Michał KOŁODZIEJSKI: „Sojusze to nie wszystko. Trzeba być przygotowanym do samodzielnej obrony”. Rzecz o nowej strategii obronnej Australii

„Sojusze to nie wszystko. Trzeba być przygotowanym do samodzielnej obrony”.
Rzecz o nowej strategii obronnej Australii

Photo of Michał KOŁODZIEJSKI

Michał KOŁODZIEJSKI

Polski dyplomata, japonista, ekonomista. Ambasador RP w Australii od 2017 r.

zobacz inne teksty Autora

Nowa strategia obronna Australii klarownie i stanowczo przedstawia wizje, które jeszcze cztery lata temu mogłyby być uznane za fantasmagorie – pisze Michał KOŁODZIEJSKI

Polskę i Australię sporo łączy: od ważnych dla obu narodów symboli, jak nazwa najwyższego szczytu na antypodach – Góry Kościuszki, poprzez rozwinięte kontakty inwestycyjne i handlowe, współpracę wojskową obu krajów z USA, aż po zamieszkującą antypody 200-tysięczną Polonię – najliczniejsze skupisko Polaków w regionie Azji i Pacyfiku. Jedna rzecz zasadniczo nas jednak różni: położenie geostrategiczne. Australia nie ma granicy lądowej z innymi państwami, a w swojej stosunkowo niedługiej historii niepodległego państwa nigdy nie była okupowana.
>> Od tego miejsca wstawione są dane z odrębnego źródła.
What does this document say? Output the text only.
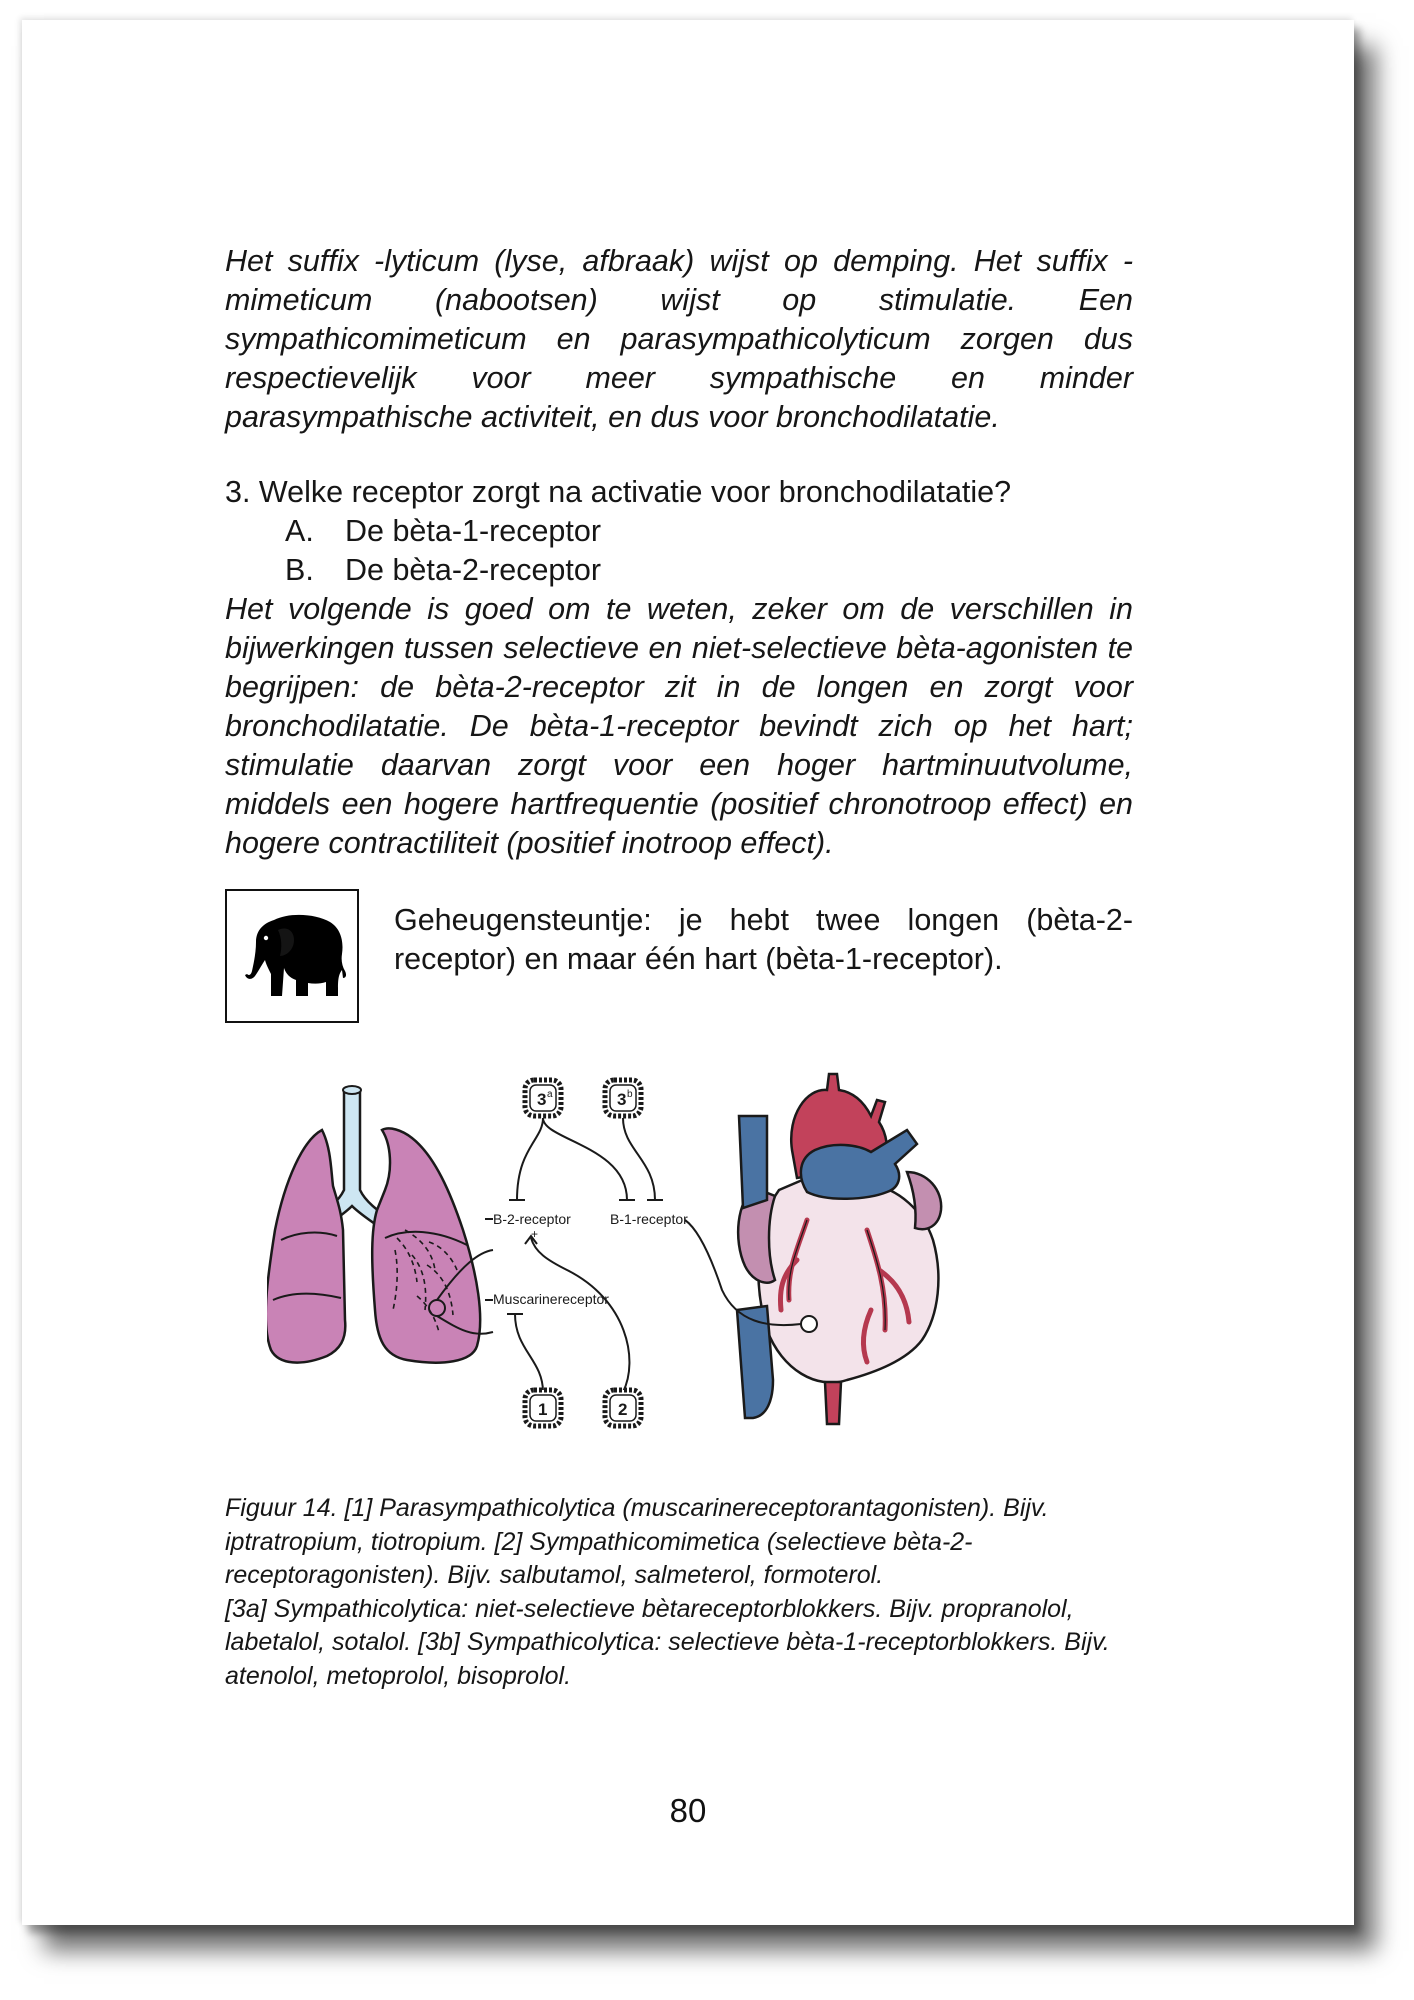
Het suffix -lyticum (lyse, afbraak) wijst op demping. Het suffix -mimeticum (nabootsen) wijst op stimulatie. Een sympathicomimeticum en parasympathicolyticum zorgen dus respectievelijk voor meer sympathische en minder parasympathische activiteit, en dus voor bronchodilatatie.

3. Welke receptor zorgt na activatie voor bronchodilatatie?

A.	De bèta-1-receptor
B.	De bèta-2-receptor

Het volgende is goed om te weten, zeker om de verschillen in bijwerkingen tussen selectieve en niet-selectieve bèta-agonisten te begrijpen: de bèta-2-receptor zit in de longen en zorgt voor bronchodilatatie. De bèta-1-receptor bevindt zich op het hart; stimulatie daarvan zorgt voor een hoger hartminuutvolume, middels een hogere hartfrequentie (positief chronotroop effect) en hogere contractiliteit (positief inotroop effect).

Geheugensteuntje: je hebt twee longen (bèta-2-receptor) en maar één hart (bèta-1-receptor).

B-2-receptor	B-1-receptor
Muscarinereceptor
+
3 a	3 b
1	2

Figuur 14. [1] Parasympathicolytica (muscarinereceptorantagonisten). Bijv. iptratropium, tiotropium. [2] Sympathicomimetica (selectieve bèta-2-receptoragonisten). Bijv. salbutamol, salmeterol, formoterol.

[3a] Sympathicolytica: niet-selectieve bètareceptorblokkers. Bijv. propranolol, labetalol, sotalol. [3b] Sympathicolytica: selectieve bèta-1-receptorblokkers. Bijv. atenolol, metoprolol, bisoprolol.

80
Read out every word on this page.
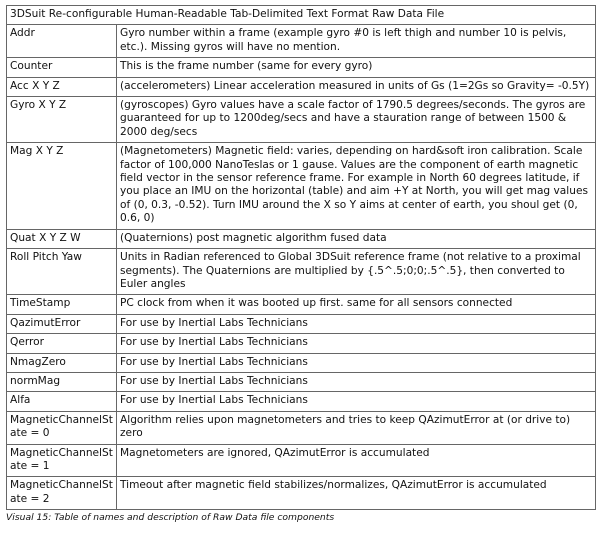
3DSuit Re-configurable Human-Readable Tab-Delimited Text Format Raw Data File	
Addr	Gyro number within a frame (example gyro #0 is left thigh and number 10 is pelvis, etc.). Missing gyros will have no mention.
Counter	This is the frame number (same for every gyro)
Acc X Y Z	(accelerometers) Linear acceleration measured in units of Gs (1=2Gs so Gravity= -0.5Y)
Gyro X Y Z	(gyroscopes) Gyro values have a scale factor of 1790.5 degrees/seconds. The gyros are guaranteed for up to 1200deg/secs and have a stauration range of between 1500 & 2000 deg/secs
Mag X Y Z	(Magnetometers) Magnetic field: varies, depending on hard&soft iron calibration. Scale factor of 100,000 NanoTeslas or 1 gause. Values are the component of earth magnetic field vector in the sensor reference frame. For example in North 60 degrees latitude, if you place an IMU on the horizontal (table) and aim +Y at North, you will get mag values of (0, 0.3, -0.52). Turn IMU around the X so Y aims at center of earth, you shoul get (0, 0.6, 0)
Quat X Y Z W	(Quaternions) post magnetic algorithm fused data
Roll Pitch Yaw	Units in Radian referenced to Global 3DSuit reference frame (not relative to a proximal segments). The Quaternions are multiplied by {.5^.5;0;0;.5^.5}, then converted to Euler angles
TimeStamp	PC clock from when it was booted up first. same for all sensors connected
QazimutError	For use by Inertial Labs Technicians
Qerror	For use by Inertial Labs Technicians
NmagZero	For use by Inertial Labs Technicians
normMag	For use by Inertial Labs Technicians
Alfa	For use by Inertial Labs Technicians
MagneticChannelState = 0	Algorithm relies upon magnetometers and tries to keep QAzimutError at (or drive to) zero
MagneticChannelState = 1	Magnetometers are ignored, QAzimutError is accumulated
MagneticChannelState = 2	Timeout after magnetic field stabilizes/normalizes, QAzimutError is accumulated
Visual 15: Table of names and description of Raw Data file components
Wojny, w których brała udział – a notabene było ich całkiem sporo – toczyły się niemal zawsze na innym terytorium (może z wyjątkiem nalotów na słabo zaludnione północne rubieże Australii podczas II wojny światowej). 

Europocentryczne mapy zaburzają nam nieco percepcję odległości w Azji. Z Korei Północnej jest przecież znacznie bliżej do Warszawy, niż do Sydney!

Oddalenie głównych australijskich metropolii od ognisk międzynarodowych konfliktów, przy jednoczesnym sojuszu obronnym z USA, przez lata zapewniało temu krajowi spokój niezbędny do stabilnego rozwoju gospodarczego.

Ani zobowiązania sojusznicze wobec USA, ani otwarta krytyka działań chińskiej administracji (m.in. aktywności militarnej na Morzu Południowochińskim) nie przeszkodziły Australii w utrzymywaniu bliskich i lukratywnych kontaktów gospodarczych z ChRL. Kontaktów, które do niedawna stawiane mogły być za wzór zrównoważonych politycznie i gospodarczo relacji z władzami w Pekinie.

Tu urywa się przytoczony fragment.